Peetz is a statutory town in Logan County, Colorado, United States. The population was 213 at the 2020 census.

==History==
The community was named after Peter Peetz, an early settler.

==Geography==
According to the United States Census Bureau, the town has a total area of 0.19 sqmi, all of it land.

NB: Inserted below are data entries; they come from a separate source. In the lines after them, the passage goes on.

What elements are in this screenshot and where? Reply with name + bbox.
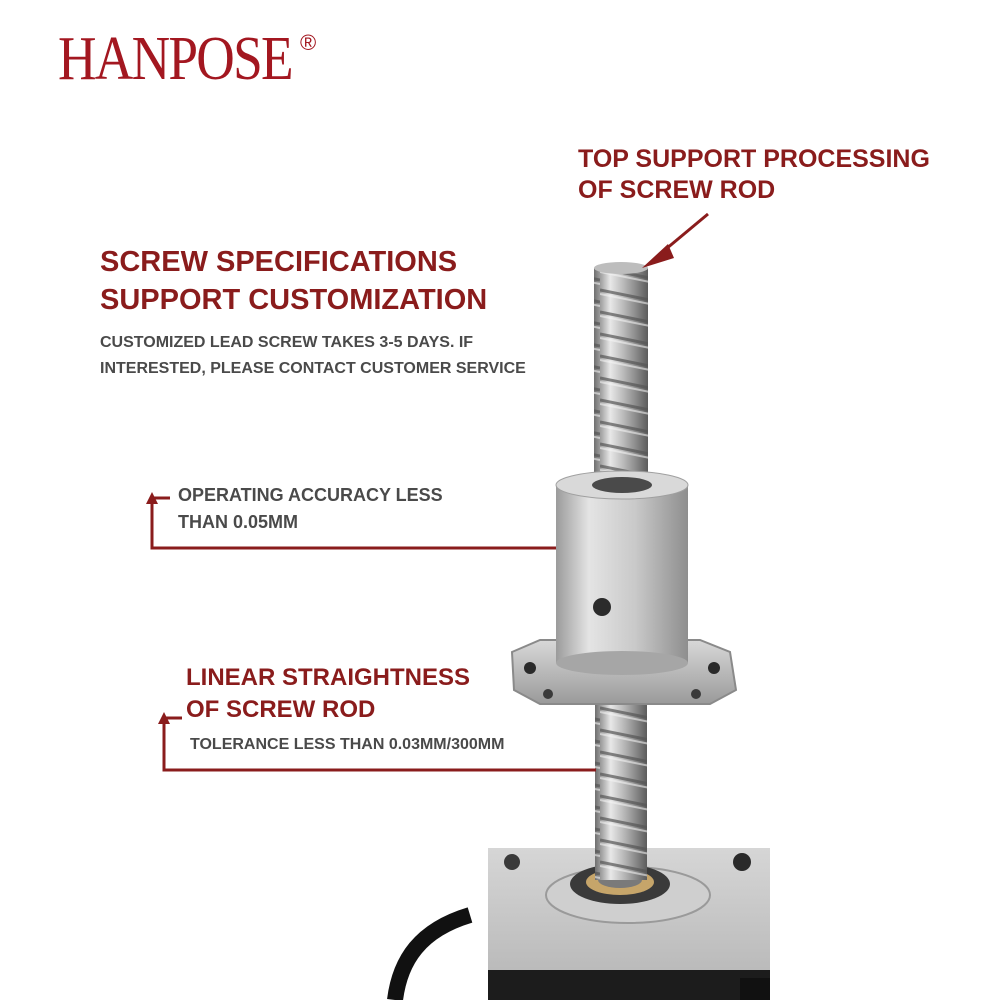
- brand-logo: HANPOSE: [58, 25, 292, 93]
- accuracy-callout: [178, 482, 443, 536]
- registered-mark: ®: [300, 30, 317, 55]
- specifications-title1: SCREW SPECIFICATIONS: [100, 246, 458, 278]
- specifications-title2: SUPPORT CUSTOMIZATION: [100, 283, 488, 316]
- specifications-note: [100, 330, 526, 383]
- accuracy-line2: THAN 0.05MM: [178, 512, 299, 532]
- cylindrical-nut: [556, 471, 688, 675]
- motor-cable: [395, 915, 470, 1000]
- specifications-note2: INTERESTED, PLEASE CONTACT CUSTOMER SERVICE: [100, 360, 526, 378]
- top-support-line2: OF SCREW ROD: [578, 175, 776, 204]
- straightness-title1: LINEAR STRAIGHTNESS: [186, 664, 471, 691]
- top-support-callout: [578, 144, 930, 205]
- top-support-line1: TOP SUPPORT PROCESSING: [578, 145, 930, 173]
- straightness-title2: OF SCREW ROD: [186, 696, 376, 724]
- accuracy-line1: OPERATING ACCURACY LESS: [178, 485, 443, 505]
- straightness-heading: [186, 662, 470, 726]
- top-support-arrow: [642, 214, 708, 268]
- straightness-note: TOLERANCE LESS THAN 0.03MM/300MM: [190, 736, 505, 753]
- specifications-heading: [100, 244, 487, 319]
- specifications-note1: CUSTOMIZED LEAD SCREW TAKES 3-5 DAYS. IF: [100, 334, 474, 351]
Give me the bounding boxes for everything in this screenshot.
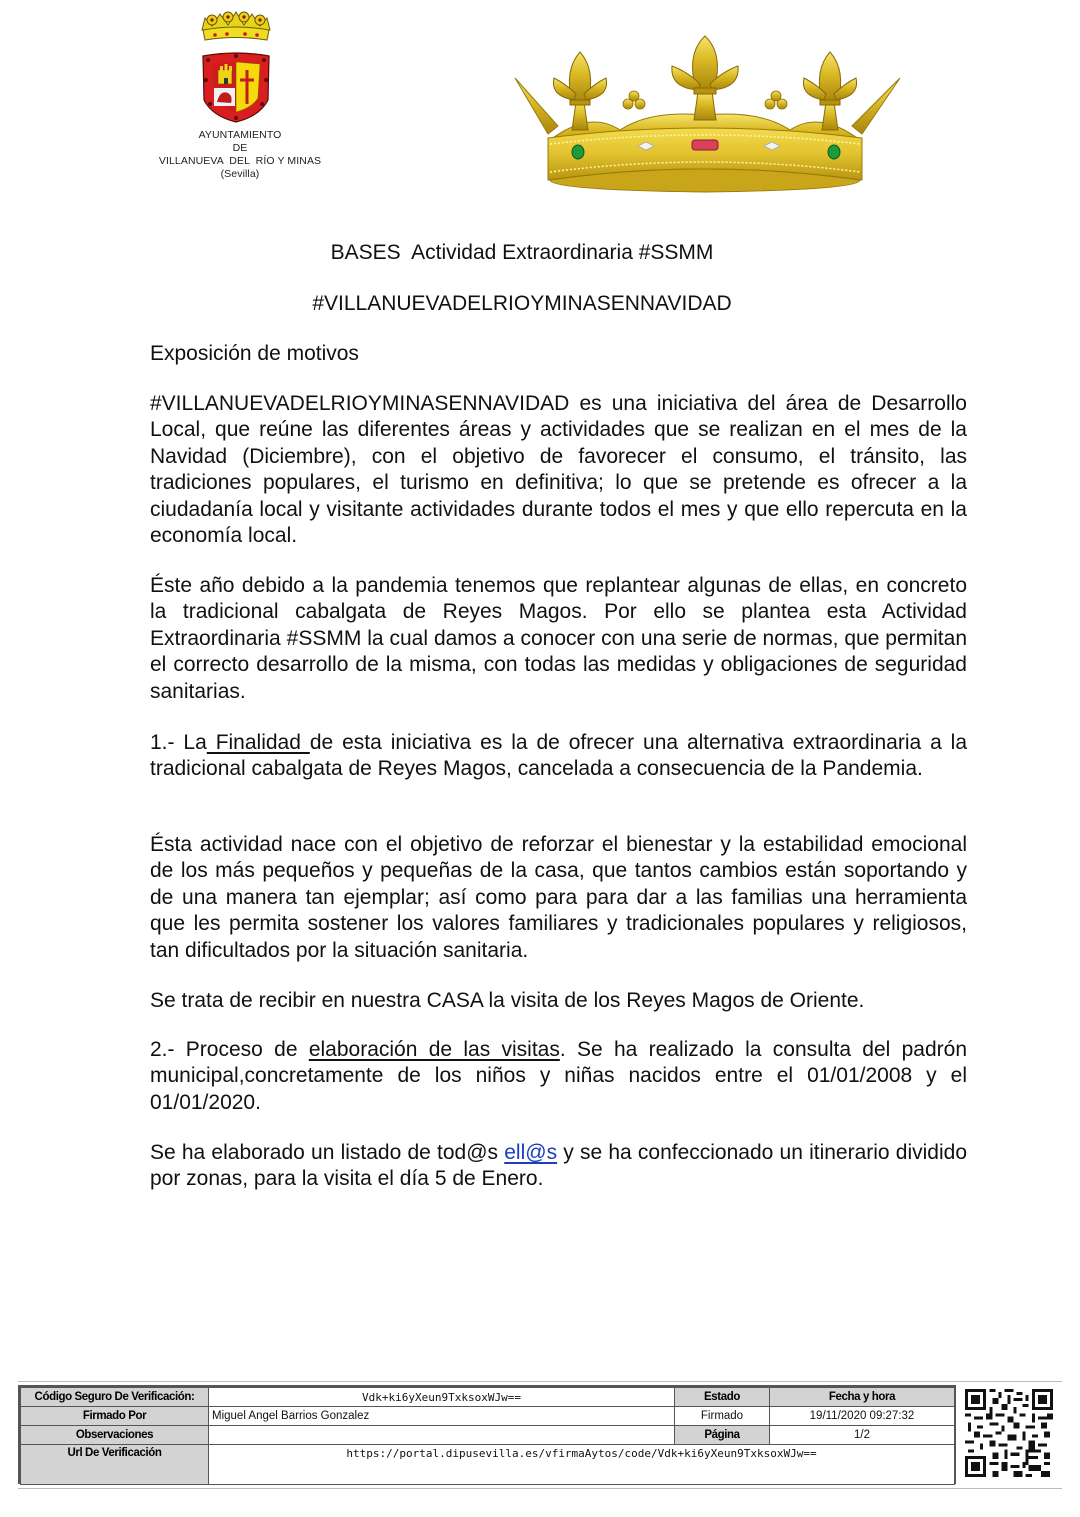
label-status: Estado [675, 1388, 770, 1407]
value-url[interactable]: https://portal.dipusevilla.es/vfirmaAytos/code/Vdk+ki6yXeun9TxksoxWJw== [209, 1445, 955, 1485]
qr-code [965, 1388, 1053, 1478]
value-observations [209, 1426, 675, 1445]
paragraph-pandemic: Éste año debido a la pandemia tenemos que replantear algunas de ellas, en concreto la tradicional cabalgata de Reyes Magos. Por ello se plantea esta Actividad Extraordinaria #SSMM la cual damos a conocer con una serie de normas, que permitan el correcto desarrollo de la misma, con todas las medidas y obligaciones de seguridad sanitarias. [150, 574, 967, 703]
link-ellas[interactable]: ell@s [504, 1141, 558, 1164]
clause-number-1: 1.- La [150, 731, 207, 754]
label-page: Página [675, 1426, 770, 1445]
row-observations [21, 1426, 955, 1445]
logo-line-town: VILLANUEVA DEL RÍO Y MINAS [158, 155, 322, 167]
paragraph-intro: #VILLANUEVADELRIOYMINASENNAVIDAD es una iniciativa del área de Desarrollo Local, que reúne las diferentes áreas y actividades que se realizan en el mes de la Navidad (Diciembre), con el objetivo de favorecer el consumo, el tránsito, las tradiciones populares, el turismo en definitiva; lo que se pretende es ofrecer a la ciudadanía local y visitante actividades durante todos el mes y que ello repercuta en la economía local. [150, 392, 967, 548]
paragraph-finalidad-text: de esta iniciativa es la de ofrecer una alternativa extraordinaria a la tradicional cabalgata de Reyes Magos, cancelada a consecuencia de la Pandemia. [150, 731, 968, 781]
paragraph-objetivo: Ésta actividad nace con el objetivo de reforzar el bienestar y la estabilidad emocional de los más pequeños y pequeñas de la casa, que tantos cambios están soportando y de una manera tan ejemplar; así como para para dar a las familias una herramienta que les permita sostener los valores familiares y tradicionales populares y religiosos, tan dificultados por la situación sanitaria. [150, 833, 967, 962]
value-datetime: 19/11/2020 09:27:32 [770, 1407, 955, 1426]
document-subtitle-hashtag: #VILLANUEVADELRIOYMINASENNAVIDAD [312, 292, 732, 315]
row-code [21, 1388, 955, 1407]
logo-line-ayuntamiento: AYUNTAMIENTO [198, 129, 282, 141]
shield-icon [203, 53, 269, 122]
paragraph-finalidad [150, 730, 967, 783]
underlined-elaboracion: elaboración de las visitas [308, 1038, 560, 1061]
section-heading-exposicion: Exposición de motivos [150, 342, 359, 365]
label-datetime: Fecha y hora [770, 1388, 955, 1407]
royal-crown-image [500, 30, 910, 200]
label-url: Url De Verificación [21, 1445, 209, 1485]
paragraph-proceso-text: . Se ha realizado la consulta del padrón municipal,concretamente de los niños y niñas nacidos entre el 01/01/2008 y el 01/01/2020. [150, 1038, 968, 1114]
paragraph-listado-end: y se ha confeccionado un itinerario dividido por zonas, para la visita el día 5 de Enero. [150, 1141, 968, 1191]
verification-table [18, 1385, 956, 1484]
logo-line-province: (Sevilla) [220, 168, 260, 180]
value-page: 1/2 [770, 1426, 955, 1445]
coat-of-arms-icon [140, 0, 340, 130]
municipal-logo [140, 0, 340, 190]
label-code: Código Seguro De Verificación: [21, 1388, 209, 1407]
value-code: Vdk+ki6yXeun9TxksoxWJw== [209, 1388, 675, 1407]
value-signed-by: Miguel Angel Barrios Gonzalez [209, 1407, 675, 1426]
royal-crown-icon [500, 30, 910, 200]
qr-code-icon [965, 1388, 1053, 1478]
paragraph-proceso [150, 1037, 967, 1116]
paragraph-listado [150, 1140, 967, 1193]
document-title: BASES Actividad Extraordinaria #SSMM [330, 241, 714, 264]
paragraph-listado-start: Se ha elaborado un listado de tod@s [150, 1141, 505, 1164]
underlined-finalidad: Finalidad [206, 731, 310, 754]
label-signed-by: Firmado Por [21, 1407, 209, 1426]
row-url [21, 1445, 955, 1485]
label-observations: Observaciones [21, 1426, 209, 1445]
value-status: Firmado [675, 1407, 770, 1426]
paragraph-visita-casa: Se trata de recibir en nuestra CASA la visita de los Reyes Magos de Oriente. [150, 989, 865, 1012]
row-signed-by [21, 1407, 955, 1426]
logo-line-de: DE [232, 142, 248, 154]
clause-number-2: 2.- Proceso de [150, 1038, 309, 1061]
coronet-icon [202, 12, 270, 40]
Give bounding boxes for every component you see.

Peetz is located on the Peetz Plateau.

==Demographics==

Historical population
| Census | Pop. | Note | %± |
| 1920 | 322 |  | — |
| 1930 | 244 |  | −24.2% |
| 1940 | 207 |  | −15.2% |
| 1950 | 232 |  | 12.1% |
| 1960 | 218 |  | −6.0% |
| 1970 | 186 |  | −14.7% |
| 1980 | 220 |  | 18.3% |
| 1990 | 179 |  | −18.6% |
| 2000 | 227 |  | 26.8% |
| 2010 | 238 |  | 4.8% |
| 2020 | 213 |  | −10.5% |
U.S. Decennial Census

==Economy==
Peetz's commerce mainly is focused on farming. In the town of Peetz, there is one restaurant/bar (the Hot Spot), a grain elevator and service station (Peetz Co-op), a telephone and internet provider (Peetz Telephone Company), and a laundromat.

==Education==
Peetz is home to the RE-5 School District and Peetz K-12 School.

==Transportation==
There are no forms of public transportation in Peetz, but a BNSF Railway line runs past the town. Peetz lies next to Colorado State Highway 113.